Apart from this, physical gold also attracts taxes while selling. “Taxation of the physical form of gold (bullion, coins, jewellery) and digital gold (purchased online via e-wallets, brokers) depends on the holding period of the investment,” said Archit Gupta, founder and CEO of Clear.
“If you sell physical gold within three years of purchase, you incur short-term capital gains (STCG), which are taxable according to your income tax slab rates. However, selling such a form of gold after three years of investment shall be taxed at 20.8 per cent (including cess) with the indexation benefit,” he said.
Digital Gold Tax
“In the case of digital gold, there are no taxes for a holding of less than 3 years, in other words, there is no short term tax on digital gold,” said Vijay Singhania, chairman at TradeSmart.
Digital gold can be purchased vonia popular digital wallets including Paytm, Amazon Pay, Google Pay and PhonePe, with the price starting from as low as Rs 1. “But long term holding of digital gold is taxed similar to physical good, that is, a tax rate of 20 percent plus a 4 per cent cess above it,” said Singhania.
Tax on Gold ETFs and Sovereign Gold Bonds
There is another form of gold called paper gold, said Archit Gupta. Paper gold comprises Gold ETFs, Gold Mutual Funds and Sovereign Gold Bonds (SGBs). These forms of gold have become popular among investors over the last few years. But what is the gold tax in case of these categories?
Gold ETFs and Gold Mutual Funds are taxed similarly to physical or digital gold, Gupta explained to News18.com. “However, SGBs have different taxation rules. Half-yearly interest at 2.5 per cent p.a. from SGBs is taxable as income from other sources in the year of receipt,” he added.
In this regard, one must also note that Sovereign gold Bonds have a maturity period of eight years. “The capital gains are tax-free if the SGBs are redeemed on maturity. However, investors can prematurely redeem SGBs after five years. If SGBs are redeemed between five to eight years, the gains will be long-term capital gains and taxed at 20.8 per cent (including cess) with the indexation benefit,” said Gupta.

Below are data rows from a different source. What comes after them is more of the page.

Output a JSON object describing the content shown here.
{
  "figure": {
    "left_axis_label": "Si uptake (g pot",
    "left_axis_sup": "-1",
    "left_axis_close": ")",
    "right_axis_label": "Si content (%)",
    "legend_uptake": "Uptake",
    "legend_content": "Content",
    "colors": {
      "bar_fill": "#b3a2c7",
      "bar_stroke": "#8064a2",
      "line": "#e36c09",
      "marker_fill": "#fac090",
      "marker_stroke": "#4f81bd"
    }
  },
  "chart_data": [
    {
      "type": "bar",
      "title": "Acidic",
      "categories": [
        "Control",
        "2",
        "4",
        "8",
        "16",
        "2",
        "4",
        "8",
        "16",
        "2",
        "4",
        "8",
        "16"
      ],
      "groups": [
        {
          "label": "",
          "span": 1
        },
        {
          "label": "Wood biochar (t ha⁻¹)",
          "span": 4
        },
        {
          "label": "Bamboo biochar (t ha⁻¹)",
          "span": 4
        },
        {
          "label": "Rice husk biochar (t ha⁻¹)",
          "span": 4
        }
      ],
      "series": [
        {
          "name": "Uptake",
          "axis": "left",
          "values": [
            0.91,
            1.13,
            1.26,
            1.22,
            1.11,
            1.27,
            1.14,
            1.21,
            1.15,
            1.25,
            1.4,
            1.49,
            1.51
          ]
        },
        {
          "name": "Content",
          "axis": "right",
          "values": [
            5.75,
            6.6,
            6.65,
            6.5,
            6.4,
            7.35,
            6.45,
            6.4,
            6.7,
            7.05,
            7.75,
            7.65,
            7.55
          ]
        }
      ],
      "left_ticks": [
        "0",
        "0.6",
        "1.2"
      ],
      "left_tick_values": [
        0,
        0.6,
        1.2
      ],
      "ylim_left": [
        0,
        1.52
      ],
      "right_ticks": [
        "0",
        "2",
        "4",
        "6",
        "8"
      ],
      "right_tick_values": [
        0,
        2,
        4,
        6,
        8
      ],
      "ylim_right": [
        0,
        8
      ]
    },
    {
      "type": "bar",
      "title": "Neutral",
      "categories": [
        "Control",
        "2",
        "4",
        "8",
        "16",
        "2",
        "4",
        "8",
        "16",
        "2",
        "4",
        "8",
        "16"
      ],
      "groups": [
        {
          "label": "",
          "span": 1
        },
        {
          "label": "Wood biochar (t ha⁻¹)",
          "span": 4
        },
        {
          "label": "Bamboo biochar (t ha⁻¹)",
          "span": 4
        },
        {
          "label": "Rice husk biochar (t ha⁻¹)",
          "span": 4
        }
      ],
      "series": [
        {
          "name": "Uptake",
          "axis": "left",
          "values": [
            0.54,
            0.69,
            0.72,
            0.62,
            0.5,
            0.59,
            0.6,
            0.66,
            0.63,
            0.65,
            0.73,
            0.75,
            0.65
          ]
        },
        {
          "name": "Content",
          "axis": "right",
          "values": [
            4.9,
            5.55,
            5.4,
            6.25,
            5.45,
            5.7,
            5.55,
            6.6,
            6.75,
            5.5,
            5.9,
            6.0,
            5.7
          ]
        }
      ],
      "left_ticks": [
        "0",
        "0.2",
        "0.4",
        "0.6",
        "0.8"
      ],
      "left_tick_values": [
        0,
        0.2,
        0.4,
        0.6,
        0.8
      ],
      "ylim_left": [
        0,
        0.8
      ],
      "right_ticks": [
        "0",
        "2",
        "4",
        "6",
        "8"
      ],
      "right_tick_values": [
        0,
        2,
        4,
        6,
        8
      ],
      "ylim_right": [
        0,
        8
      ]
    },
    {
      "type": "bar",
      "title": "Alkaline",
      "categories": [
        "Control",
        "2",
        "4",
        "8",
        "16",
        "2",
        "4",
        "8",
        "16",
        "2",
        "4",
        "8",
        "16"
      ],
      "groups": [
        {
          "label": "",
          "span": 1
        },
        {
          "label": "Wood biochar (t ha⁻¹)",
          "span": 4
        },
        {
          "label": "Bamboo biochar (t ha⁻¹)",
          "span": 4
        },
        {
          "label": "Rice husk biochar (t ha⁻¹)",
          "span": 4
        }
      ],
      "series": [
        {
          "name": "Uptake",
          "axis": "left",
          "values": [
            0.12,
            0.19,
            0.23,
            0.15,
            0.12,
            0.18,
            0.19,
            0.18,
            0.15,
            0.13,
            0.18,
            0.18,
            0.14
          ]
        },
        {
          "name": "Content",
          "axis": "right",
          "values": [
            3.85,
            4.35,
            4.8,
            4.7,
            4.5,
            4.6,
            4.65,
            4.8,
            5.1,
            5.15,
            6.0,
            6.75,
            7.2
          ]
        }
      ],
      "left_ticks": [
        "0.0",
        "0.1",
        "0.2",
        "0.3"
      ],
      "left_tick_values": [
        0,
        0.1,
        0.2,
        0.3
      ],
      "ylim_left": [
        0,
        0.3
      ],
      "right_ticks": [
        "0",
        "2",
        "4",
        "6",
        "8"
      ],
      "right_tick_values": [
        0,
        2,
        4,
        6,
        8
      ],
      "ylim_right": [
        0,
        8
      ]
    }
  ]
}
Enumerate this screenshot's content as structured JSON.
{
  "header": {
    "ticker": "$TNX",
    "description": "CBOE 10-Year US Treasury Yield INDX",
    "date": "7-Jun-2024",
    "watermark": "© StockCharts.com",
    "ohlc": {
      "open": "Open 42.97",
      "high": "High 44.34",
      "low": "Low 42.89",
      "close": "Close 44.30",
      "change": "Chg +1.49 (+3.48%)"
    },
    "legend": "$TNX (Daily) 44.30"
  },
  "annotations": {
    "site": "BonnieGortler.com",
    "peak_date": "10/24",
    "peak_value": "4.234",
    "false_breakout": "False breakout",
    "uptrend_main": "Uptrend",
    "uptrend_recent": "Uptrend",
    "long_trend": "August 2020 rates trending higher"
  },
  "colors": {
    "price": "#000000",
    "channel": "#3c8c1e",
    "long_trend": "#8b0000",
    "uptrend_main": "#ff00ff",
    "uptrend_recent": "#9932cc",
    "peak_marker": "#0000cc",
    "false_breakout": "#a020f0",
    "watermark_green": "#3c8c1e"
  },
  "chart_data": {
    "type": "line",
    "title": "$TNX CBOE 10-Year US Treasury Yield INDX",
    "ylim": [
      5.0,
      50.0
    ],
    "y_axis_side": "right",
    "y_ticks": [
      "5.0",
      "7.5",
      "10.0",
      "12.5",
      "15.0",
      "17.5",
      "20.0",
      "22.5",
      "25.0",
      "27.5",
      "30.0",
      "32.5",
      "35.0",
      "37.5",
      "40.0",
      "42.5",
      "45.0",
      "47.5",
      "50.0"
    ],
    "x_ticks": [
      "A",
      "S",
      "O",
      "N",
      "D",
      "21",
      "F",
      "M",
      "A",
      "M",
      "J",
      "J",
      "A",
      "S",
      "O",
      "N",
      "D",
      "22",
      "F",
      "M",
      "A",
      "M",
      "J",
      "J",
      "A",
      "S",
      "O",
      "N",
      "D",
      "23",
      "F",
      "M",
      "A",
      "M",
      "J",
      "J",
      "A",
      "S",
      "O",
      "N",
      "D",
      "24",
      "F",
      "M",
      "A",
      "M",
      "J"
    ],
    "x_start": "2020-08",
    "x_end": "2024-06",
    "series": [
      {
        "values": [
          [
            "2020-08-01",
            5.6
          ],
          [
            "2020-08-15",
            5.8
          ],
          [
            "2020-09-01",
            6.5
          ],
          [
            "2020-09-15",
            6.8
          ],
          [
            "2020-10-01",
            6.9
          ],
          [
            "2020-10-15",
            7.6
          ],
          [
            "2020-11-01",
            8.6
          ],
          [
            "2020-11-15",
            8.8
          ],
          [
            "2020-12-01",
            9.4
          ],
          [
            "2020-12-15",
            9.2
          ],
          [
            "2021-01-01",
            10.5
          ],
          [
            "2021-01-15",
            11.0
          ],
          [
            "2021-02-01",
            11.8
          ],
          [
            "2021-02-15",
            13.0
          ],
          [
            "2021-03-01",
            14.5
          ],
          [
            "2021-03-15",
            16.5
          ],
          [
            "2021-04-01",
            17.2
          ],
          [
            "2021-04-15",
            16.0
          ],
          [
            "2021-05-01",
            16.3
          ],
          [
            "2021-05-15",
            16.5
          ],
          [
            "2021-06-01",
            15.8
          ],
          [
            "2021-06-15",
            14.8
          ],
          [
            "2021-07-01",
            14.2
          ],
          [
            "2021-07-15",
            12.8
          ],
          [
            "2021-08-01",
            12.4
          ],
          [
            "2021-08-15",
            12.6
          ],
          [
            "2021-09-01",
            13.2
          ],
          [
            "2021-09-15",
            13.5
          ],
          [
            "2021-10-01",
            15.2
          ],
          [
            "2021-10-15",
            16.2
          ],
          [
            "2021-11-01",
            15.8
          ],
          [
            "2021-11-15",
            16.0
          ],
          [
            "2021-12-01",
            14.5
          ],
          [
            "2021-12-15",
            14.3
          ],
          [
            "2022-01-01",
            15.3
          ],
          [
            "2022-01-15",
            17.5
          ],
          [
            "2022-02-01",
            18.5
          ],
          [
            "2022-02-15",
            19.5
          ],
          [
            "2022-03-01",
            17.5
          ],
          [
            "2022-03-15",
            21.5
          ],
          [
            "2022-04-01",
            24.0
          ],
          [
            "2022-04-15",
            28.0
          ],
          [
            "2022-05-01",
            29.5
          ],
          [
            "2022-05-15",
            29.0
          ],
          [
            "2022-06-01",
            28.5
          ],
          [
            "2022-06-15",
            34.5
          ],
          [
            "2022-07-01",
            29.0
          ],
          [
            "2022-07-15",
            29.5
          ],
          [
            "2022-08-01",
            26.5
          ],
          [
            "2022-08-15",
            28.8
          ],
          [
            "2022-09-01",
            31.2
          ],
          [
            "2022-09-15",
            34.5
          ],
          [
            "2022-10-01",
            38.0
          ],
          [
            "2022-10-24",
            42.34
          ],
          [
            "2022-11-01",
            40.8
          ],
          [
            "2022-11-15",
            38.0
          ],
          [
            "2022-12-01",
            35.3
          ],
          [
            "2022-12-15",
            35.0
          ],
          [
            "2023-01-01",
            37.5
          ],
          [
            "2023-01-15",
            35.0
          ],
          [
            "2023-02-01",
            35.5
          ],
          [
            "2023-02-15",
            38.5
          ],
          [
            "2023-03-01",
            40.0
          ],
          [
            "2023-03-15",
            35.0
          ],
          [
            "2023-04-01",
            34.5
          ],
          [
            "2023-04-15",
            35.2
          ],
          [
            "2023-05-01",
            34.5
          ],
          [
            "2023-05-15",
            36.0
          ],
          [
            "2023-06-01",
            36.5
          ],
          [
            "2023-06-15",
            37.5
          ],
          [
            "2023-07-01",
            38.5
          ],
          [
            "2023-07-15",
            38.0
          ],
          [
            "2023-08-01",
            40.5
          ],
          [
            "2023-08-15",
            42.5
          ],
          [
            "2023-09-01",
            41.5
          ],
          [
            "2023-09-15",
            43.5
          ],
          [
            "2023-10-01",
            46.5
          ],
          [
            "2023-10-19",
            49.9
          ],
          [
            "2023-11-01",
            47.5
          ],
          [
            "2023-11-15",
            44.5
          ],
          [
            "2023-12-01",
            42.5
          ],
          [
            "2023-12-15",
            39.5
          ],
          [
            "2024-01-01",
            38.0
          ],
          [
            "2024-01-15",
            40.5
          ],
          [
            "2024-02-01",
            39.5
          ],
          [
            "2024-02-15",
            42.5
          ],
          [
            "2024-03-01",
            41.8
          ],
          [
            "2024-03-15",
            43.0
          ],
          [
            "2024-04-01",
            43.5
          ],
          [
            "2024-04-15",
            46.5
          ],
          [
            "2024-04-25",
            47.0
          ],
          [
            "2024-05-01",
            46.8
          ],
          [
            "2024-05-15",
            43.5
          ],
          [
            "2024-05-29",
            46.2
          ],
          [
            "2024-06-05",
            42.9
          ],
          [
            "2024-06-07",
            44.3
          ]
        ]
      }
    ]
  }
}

“Moreover, investors can buy and sell SGBs over the stock exchange. In such cases, if SGBs are sold before three years on the stock exchange, the capital gains shall be added to the investor’s income and taxed based on the applicable income tax slab rates,” he said.
“And in case the investors sell SGBs after three years over the stock exchange, it will be long-term capital gain and taxed at 20 per cent with indexation benefit,” added the Clear CEO.
Market experts, Gupta said, advise investors to have 5-10 per cent of their investment portfolio directed towards gold investments. So, Akshaya Tritiya 2022 is a good time to start the journey, now that you know everything about gold tax.